In the case of some of these deaths, the pregnancy was only remotely
related, though perhaps the patient would have survived for longer if
she had not become pregnant. One such case was a woman whose
history of phlebitis preceded her pregnancy; some time after her confinement
she developed thrombo-phlebitis of the veins of the leg which
led to gangrene. Even more remote is the case of a woman whose heart
had for long caused anxiety and who died five days after her delivery.

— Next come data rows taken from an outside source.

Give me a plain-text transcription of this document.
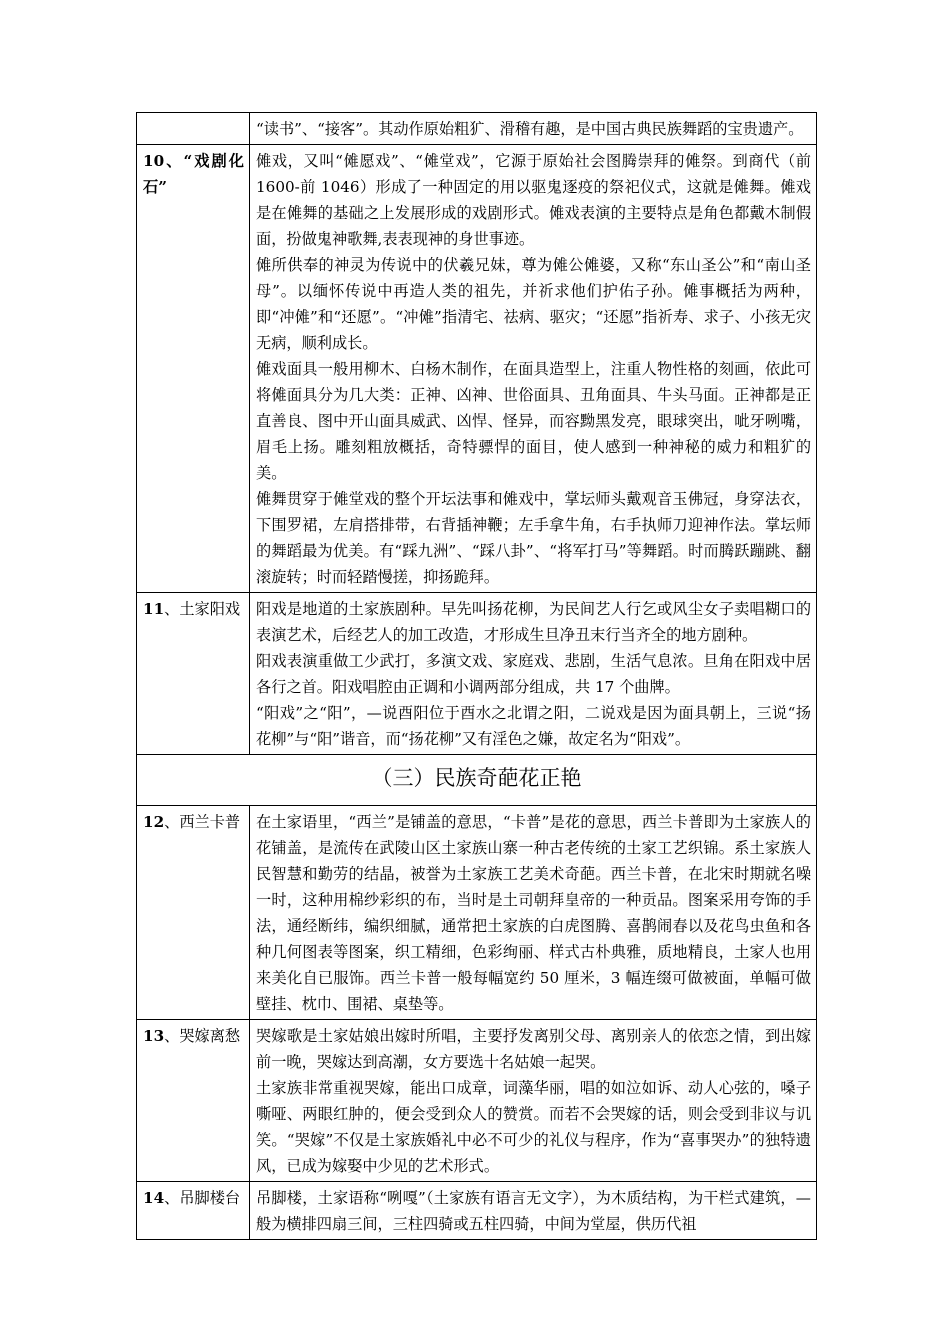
	“读书”、“接客”。其动作原始粗犷、滑稽有趣，是中国古典民族舞蹈的宝贵遗产。

10、“戏剧化石”	傩戏，又叫“傩愿戏”、“傩堂戏”，它源于原始社会图腾崇拜的傩祭。到商代（前 1600-前 1046）形成了一种固定的用以驱鬼逐疫的祭祀仪式，这就是傩舞。傩戏是在傩舞的基础之上发展形成的戏剧形式。傩戏表演的主要特点是角色都戴木制假面，扮做鬼神歌舞,表表现神的身世事迹。

傩所供奉的神灵为传说中的伏羲兄妹，尊为傩公傩婆，又称“东山圣公”和“南山圣母”。以缅怀传说中再造人类的祖先，并祈求他们护佑子孙。傩事概括为两种，即“冲傩”和“还愿”。“冲傩”指清宅、祛病、驱灾；“还愿”指祈寿、求子、小孩无灾无病，顺利成长。

傩戏面具一般用柳木、白杨木制作，在面具造型上，注重人物性格的刻画，依此可将傩面具分为几大类：正神、凶神、世俗面具、丑角面具、牛头马面。正神都是正直善良、图中开山面具威武、凶悍、怪异，而容黝黑发亮，眼球突出，呲牙咧嘴，眉毛上扬。雕刻粗放概括，奇特骠悍的面目，使人感到一种神秘的威力和粗犷的美。

傩舞贯穿于傩堂戏的整个开坛法事和傩戏中，掌坛师头戴观音玉佛冠，身穿法衣，下围罗裙，左肩搭排带，右背插神鞭；左手拿牛角，右手执师刀迎神作法。掌坛师的舞蹈最为优美。有“踩九洲”、“踩八卦”、“将军打马”等舞蹈。时而腾跃蹦跳、翻滚旋转；时而轻踏慢搓，抑扬跪拜。

11、土家阳戏	阳戏是地道的土家族剧种。早先叫扬花柳，为民间艺人行乞或风尘女子卖唱糊口的表演艺术，后经艺人的加工改造，才形成生旦净丑末行当齐全的地方剧种。

阳戏表演重做工少武打，多演文戏、家庭戏、悲剧，生活气息浓。旦角在阳戏中居各行之首。阳戏唱腔由正调和小调两部分组成，共 17 个曲牌。

“阳戏”之“阳”，—说酉阳位于酉水之北谓之阳，二说戏是因为面具朝上，三说“扬花柳”与“阳”谐音，而“扬花柳”又有淫色之嫌，故定名为“阳戏”。

（三）民族奇葩花正艳	
12、西兰卡普	在土家语里，“西兰”是铺盖的意思，“卡普”是花的意思，西兰卡普即为土家族人的花铺盖，是流传在武陵山区土家族山寨一种古老传统的土家工艺织锦。系土家族人民智慧和勤劳的结晶，被誉为土家族工艺美术奇葩。西兰卡普，在北宋时期就名噪一时，这种用棉纱彩织的布，当时是土司朝拜皇帝的一种贡品。图案采用夸饰的手法，通经断纬，编织细腻，通常把土家族的白虎图腾、喜鹊闹春以及花鸟虫鱼和各种几何图表等图案，织工精细，色彩绚丽、样式古朴典雅，质地精良，土家人也用来美化自已服饰。西兰卡普一般每幅宽约 50 厘米，3 幅连缀可做被面，单幅可做壁挂、枕巾、围裙、桌垫等。

13、哭嫁离愁	哭嫁歌是土家姑娘出嫁时所唱，主要抒发离别父母、离别亲人的依恋之情，到出嫁前一晚，哭嫁达到高潮，女方要选十名姑娘一起哭。

土家族非常重视哭嫁，能出口成章，词藻华丽，唱的如泣如诉、动人心弦的，嗓子嘶哑、两眼红肿的，便会受到众人的赞赏。而若不会哭嫁的话，则会受到非议与讥笑。“哭嫁”不仅是土家族婚礼中必不可少的礼仪与程序，作为“喜事哭办”的独特遗风，已成为嫁娶中少见的艺术形式。

14、吊脚楼台	吊脚楼，土家语称“咧嘎”（土家族有语言无文字），为木质结构，为干栏式建筑，—般为横排四扇三间，三柱四骑或五柱四骑，中间为堂屋，供历代祖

One patient died in the early stages of pregnancy from a ruptured
ectopic gestation, while another died of pyaemia following a self-induced
miscarriage.
One fatality was due to pulmonary embolism a week after a normal
confinement.
In two cases operative interference was followed by paralytic ileus.
One patient who had had previous deliveries by caesarian section died
four days after her delivery this time by the same means. The other,
after a prolonged first stage of labour succumbed to obstetric shock and
paralytic ileus after delivery.
Two deaths were due to puerperal infection. In the one, a normal
confinement was followed in a very short time by the onset of acute
peritonitis due to the hæmolytic streptococcus. In the other, death
finally occurred from broncho-pneumonia due to staphylococcal septicaemia
following surgical induction necessitated by toxaemia of pregnancy.
Of the patients who were delivered at term, three were confined in
their own homes and five in hospitals or nursing homes.